递归反向链接列表

Question

I have a Node defined in Linked List as:

typedef struct abc
{
    int id;
    struct abc *next;        
}node;

I want to reverse a Linked List recursively.I am passing the head pointer to the function. My function definition looks like:

node *reverseLinkedListRecursively(node *head)
{
    node *current;
    node *rest;
    if(head == NULL)
        return head;

    current=head;
    rest=head->next;

    if(rest == NULL)
    {
       return rest;
    }
    reverseLinkedListRecursively(rest);
    current->next->next=rest;
    current->next=NULL;
    return rest;
}

How should I proceed? I have implemented the iterative approach.

Answer 1

It should work as follows:

node *reverseLinkedListRecursively(node *rest, node *reversed)
{
    node *current;

    if (rest == NULL)
        return reversed;

    current = rest;
    rest = rest->next;
    current->next = reversed;

    return reverseLinkedListRecursively(rest, current);
}

Initially, start it with:

reverseLinkedListRecursively(linkedList, NULL);

BTW: This function is tail-recursive. So a state-of-the-art compiler should be able to turn this recursive solution into a more efficient iterative solution.

Answer 2

node *reverseLinkedListRecursively(node *head)
{
    node *current;
    node *rest;
    if(head == NULL)
        return head;


    current=head;
    rest=head->next;

    if(rest == NULL)
    {
        /* Wrong. Think about the simple case of a one-element list.
           Your code will return NULL as the reversed list. */
        //return rest;
        return current;
    }
    /* You lost the return value, which will be the beginning of the reversed 'rest'. */
    //reverseLinkedListRecursively(rest);
    rest = reverseLinkedListRecursively(rest);

    /* current->next points to the last element in the reversed 'rest'.
       What do you want that to point to? */
    //current->next->next=rest;
    current->next->next = current; // temporarily circular
    current->next=NULL;

    /* Now you can return rest, since you set it to the beginning of the reversed list. */
    return rest;
}

Answer 3

To reverse a linked list recursively, we reverse (recursively) the sub-list that consists of everything except the first node, and then put the first node at the end. To put the first node at the end, we need the recursive call to return a pointer to the last node, so that we can access its next member. We stop recursing when the sub-list is null, and just return the current node. After we attach the first node to the end of the recursive-call results, that first node is the "last node" when we return from the current recursive call. There is one final detail: the original first node (now last) will still be pointing to the original second node (now second-last). We need to fix that to be null, since it's now the end of the list.

Thus:

node* reverseLinkedListHelper(node* head) {
    if (head->next == NULL) { return head; }
    node* last = reverseLinkedListRecursively(head->next);
    last->next = head;
    return head;
}

void reverseLinkedList(node* head) {
    assert (head != NULL);
    reverseLinkedListHelper(head);
    head->next = NULL;
}

There's one more problem, that I'll let you think about: how do we get a pointer to the new head of the list? :)

Answer 4

For each recursion, keep track of the current node and the front of the rest node. Return when the rest is NULL. After recursion returns, reverse the next field of "rest" to point to current. To keep track of the new first node, the recursive function just pass the old last node back.

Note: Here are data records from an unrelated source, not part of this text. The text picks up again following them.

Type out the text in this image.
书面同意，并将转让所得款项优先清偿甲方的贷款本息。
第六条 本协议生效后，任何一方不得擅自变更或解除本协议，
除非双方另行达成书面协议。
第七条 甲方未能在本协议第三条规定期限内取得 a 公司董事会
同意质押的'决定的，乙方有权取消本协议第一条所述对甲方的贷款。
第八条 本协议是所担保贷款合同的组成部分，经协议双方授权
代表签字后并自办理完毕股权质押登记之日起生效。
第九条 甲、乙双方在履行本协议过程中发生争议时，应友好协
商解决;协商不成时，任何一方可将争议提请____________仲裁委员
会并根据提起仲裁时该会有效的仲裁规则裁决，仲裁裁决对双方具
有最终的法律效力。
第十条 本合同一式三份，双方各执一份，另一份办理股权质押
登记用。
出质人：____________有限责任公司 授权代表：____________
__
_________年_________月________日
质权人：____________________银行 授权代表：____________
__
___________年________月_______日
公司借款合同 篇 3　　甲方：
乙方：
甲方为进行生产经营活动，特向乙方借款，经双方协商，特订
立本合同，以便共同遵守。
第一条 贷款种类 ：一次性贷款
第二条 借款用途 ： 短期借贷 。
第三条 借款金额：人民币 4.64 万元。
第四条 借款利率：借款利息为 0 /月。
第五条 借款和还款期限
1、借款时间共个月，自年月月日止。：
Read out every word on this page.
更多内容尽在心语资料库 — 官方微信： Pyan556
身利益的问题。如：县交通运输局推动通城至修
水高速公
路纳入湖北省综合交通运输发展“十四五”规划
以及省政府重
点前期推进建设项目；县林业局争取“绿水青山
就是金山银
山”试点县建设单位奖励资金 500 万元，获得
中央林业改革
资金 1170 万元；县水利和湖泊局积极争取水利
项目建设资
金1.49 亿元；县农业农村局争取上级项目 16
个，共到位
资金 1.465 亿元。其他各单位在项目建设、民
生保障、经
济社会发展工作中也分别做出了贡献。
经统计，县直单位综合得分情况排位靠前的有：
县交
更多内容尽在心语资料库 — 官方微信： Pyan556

void recursive_reverse() {
    // driver for the recursive reverse function.
    // first is a data member of linked list that point to the first node of list.
    first = recursive_reverse(first, first->next);
}

Node* recursive_reverse(Node *current, Node *rest) {
    // if rest == NULL, the current must be the old last node,
    // which is also the new first node
    if (rest == NULL) return current;
    Node *new_first = recursive_reverse(current->next, rest->next);

    // rearrange pointers
    rest->next = current;
    current->next = NULL;

    // pass along the new first node
    return new_first;
}

My original implementation uses a sentinel node, so I didn't test the code here. Sorry! Just read it as pseudocode.

Answer 5

void RecursiveReverse(struct node** headRef)  
{  
    struct node* first;  
    struct node* rest; 

    if (*headRef == NULL) return; // empty list base case

    first = *headRef; // suppose first = {1, 2, 3}
    rest = first->next; // rest = {2, 3}

    if (rest == NULL) return; // empty rest base case
    RecursiveReverse(&rest); // Recursively reverse the smaller {2, 3} case after: rest = {3, 2}

    first->next->next = first; // put the first elem on the end of the list
    first->next = NULL; // (tricky step -- make a drawing)

    *headRef = rest; // fix the head pointer
}

Answer 6

Hey guys find the programs for reversing linked list with and without recursion below, hope this will help u.

LINK *reverse_linked_list_recursion(LINK *head)
{
        LINK *temp;
        if (!head) {
                printf("Empty list\n");
                return head;
        }
        else if (!head->next)
                return head;
        temp = reverse_linked_list_recursion(head->next);
        head->next->next = head;
        head->next = NULL;
        return temp;
}

LINK *reverse_linked_list_without_recursion(LINK *head)
{
        LINK *new, *temp;
        if (!head) {
                printf("No element in the list\n");
                return head;
        }
        else {
                new = head;
                while (head->next) {
                        temp = head->next;
                        head->next = temp->next;
                        temp->next = new;
                        new = temp;
                }
        }
        return new;
}

Answer 7

If you want to reverse a list you must have previous node pointers in your node struct:

typedef struct abc
{
    int id;
    struct abc *next;
    struct abc *prev;        
}node;

and your list must have pointers to head and tail:

typedef struct list
{
    node * first;
    node * last;
} list;